9. A labor dispatch system for construction labor subcontracting according to claim 8, characterized in that, The suitability of each candidate worker for the conflicting work unit is calculated using fuzzy logic rules, specifically as follows: The worker status risk index, the critical path influence coefficient of the task, and the process quality coupling degree are used as the three input variables of the fuzzy logic system. The precise values ​​of each input variable are converted into corresponding fuzzy values ​​according to the preset membership function. The fuzzy values ​​include three linguistic values: low, medium, and high. The fuzzy values ​​of the three input variables are input into a preset fuzzy rule base for fuzzy inference. The inference rules output corresponding fuzzy values ​​of fit degree based on different combinations of worker state risk index, task critical path influence coefficient and process quality coupling degree. The fuzzy values ​​of fit degree include five linguistic values: low, lower, medium, higher and high. The fuzzy value of the fit is converted into a precise value in the range [0,1] using a preset defuzzification method, so as to obtain the fit of the candidate worker with respect to the current conflicting work unit.

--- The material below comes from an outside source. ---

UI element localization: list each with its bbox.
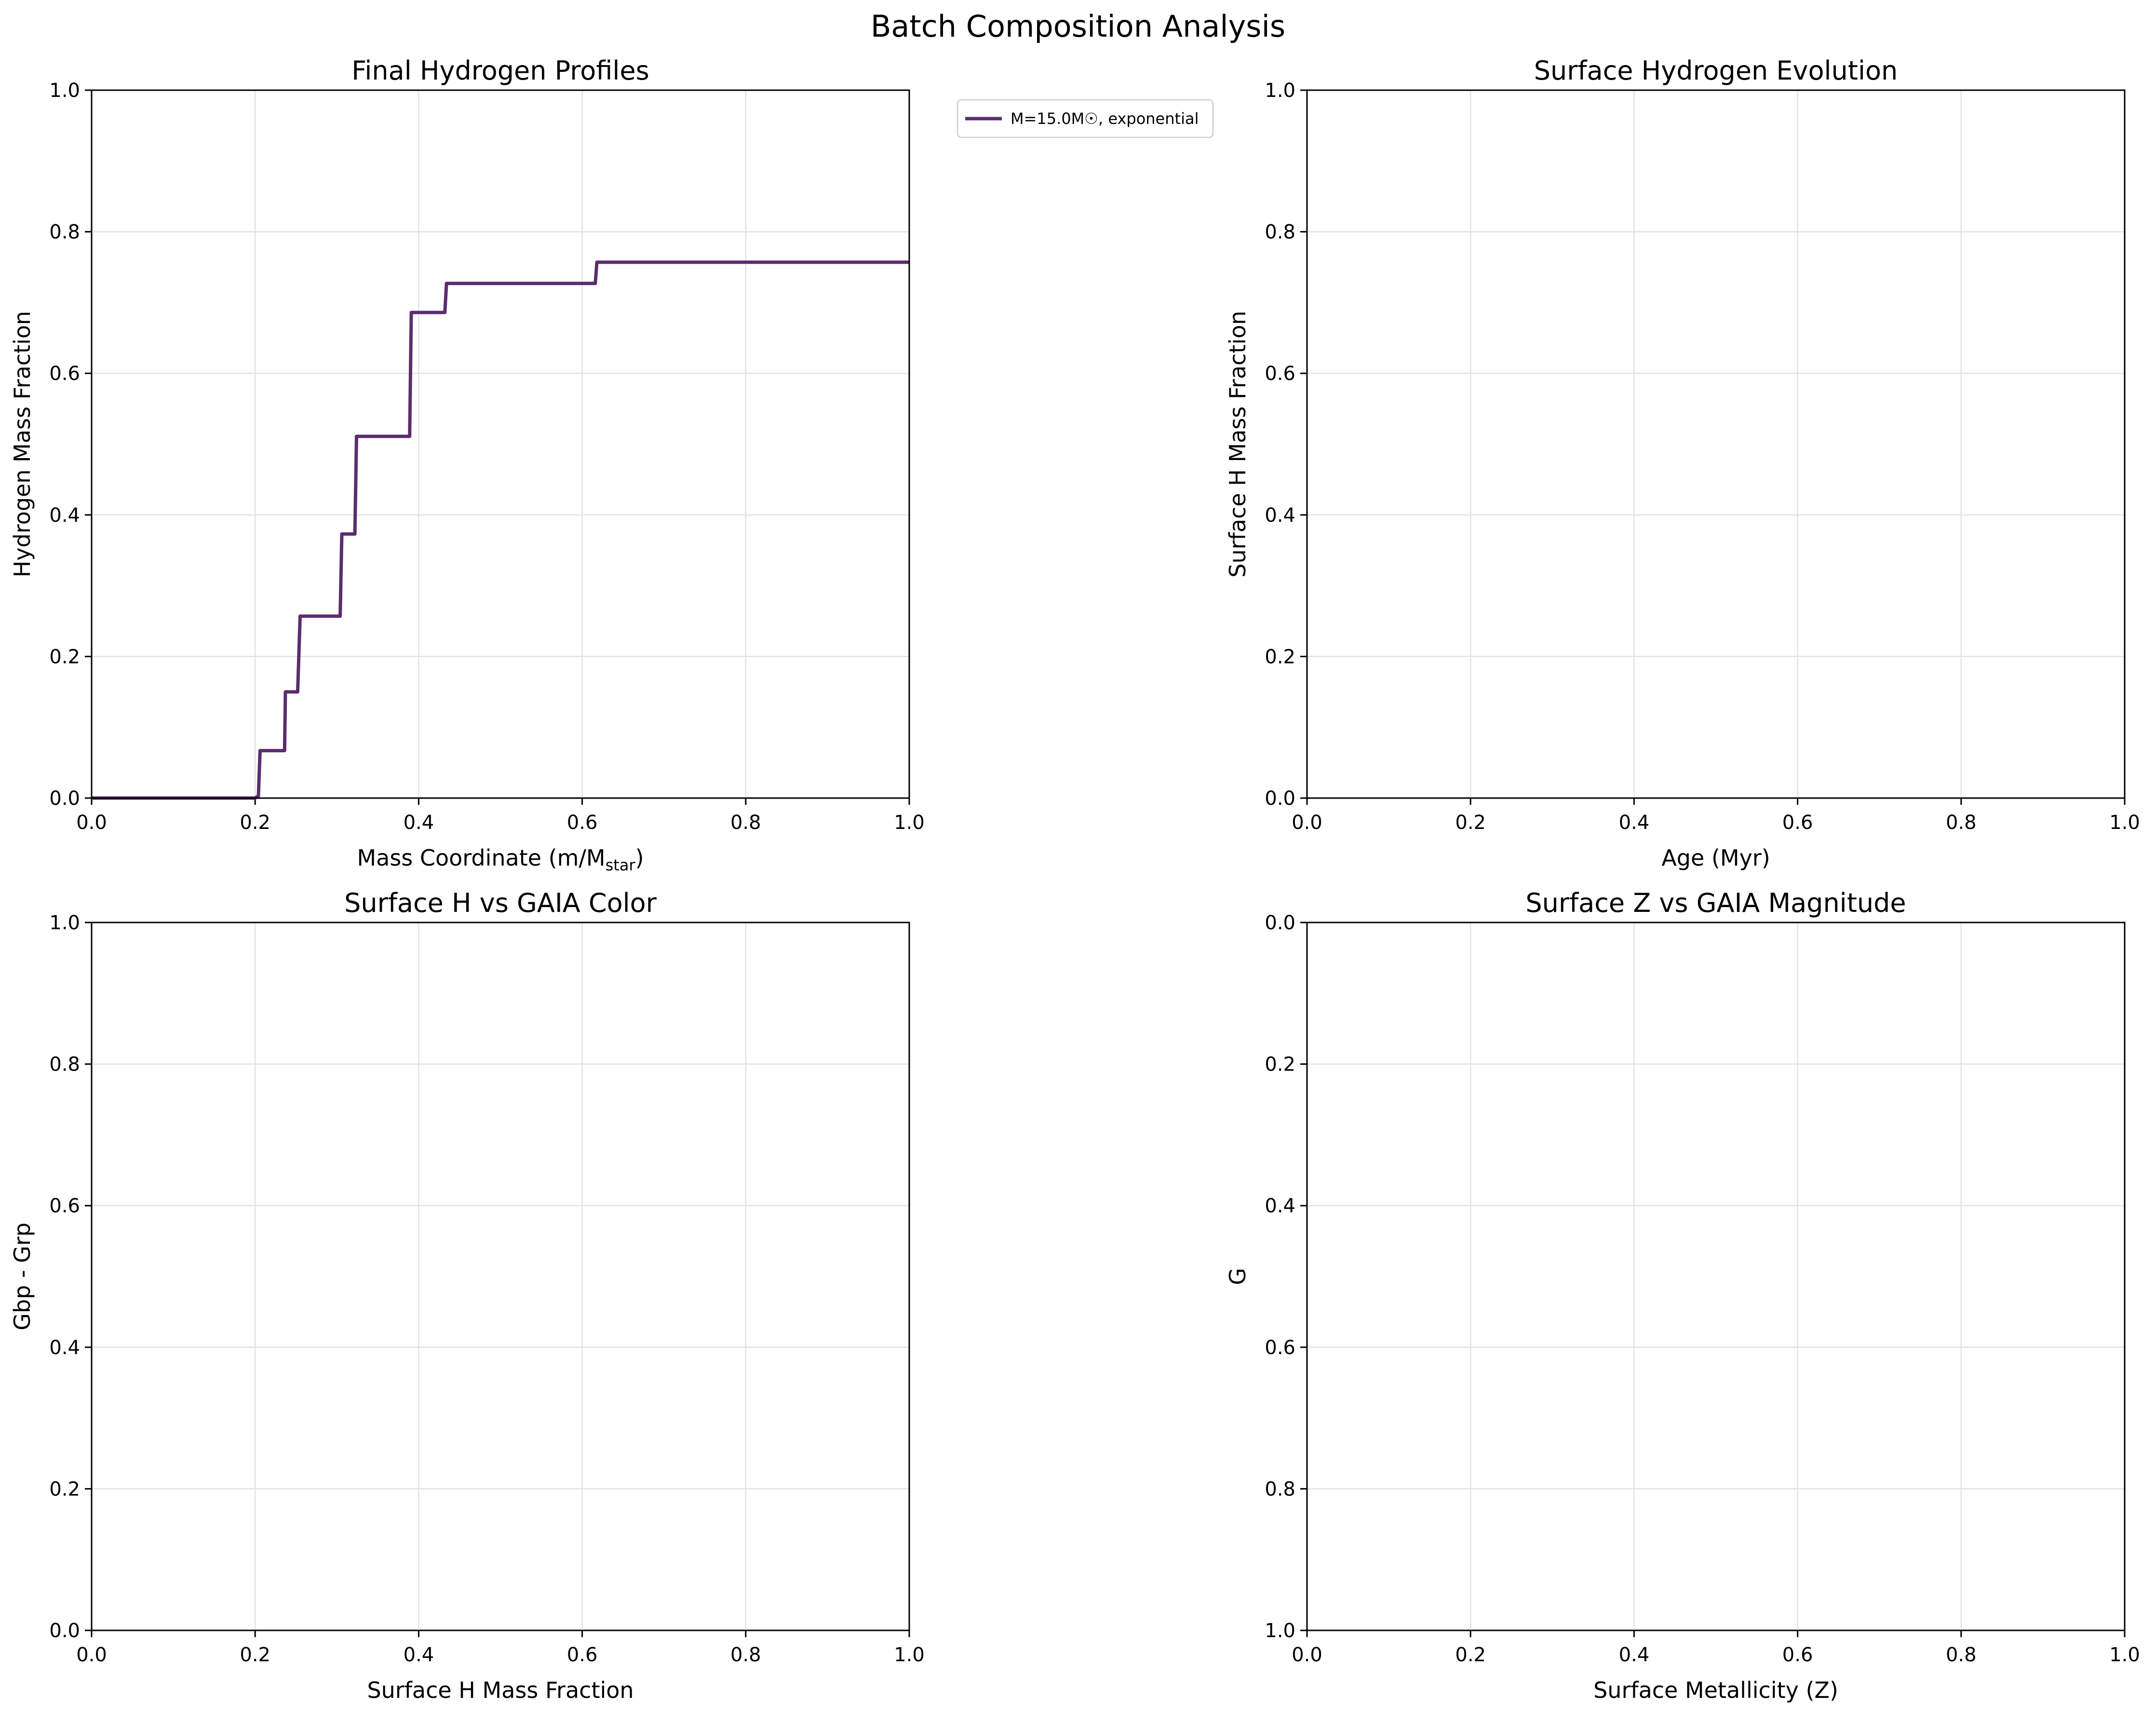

10. A labor dispatching system for construction labor subcontracting according to claim 9, characterized in that, Based on the results of the fit calculation, a global combination optimization is performed to generate an optimal work assignment plan that meets the safety baseline, schedule constraints, and quality requirements. Specifically: Construct a fit degree matrix with multiple work units currently in conflict as rows and multiple laborers in the candidate set as columns. Each element in the fit degree matrix represents the fit degree of the corresponding laborer for the corresponding work unit. An integer programming model is constructed with the objective function of maximizing the sum of the fit of all dispatched workers to their assigned work units, and with safety baseline constraints, schedule constraints, and quality requirements as constraints. Solve the integer programming model to obtain the optimal matching relationship between each conflicting work unit and the assigned workers, as well as the list of unassigned workers.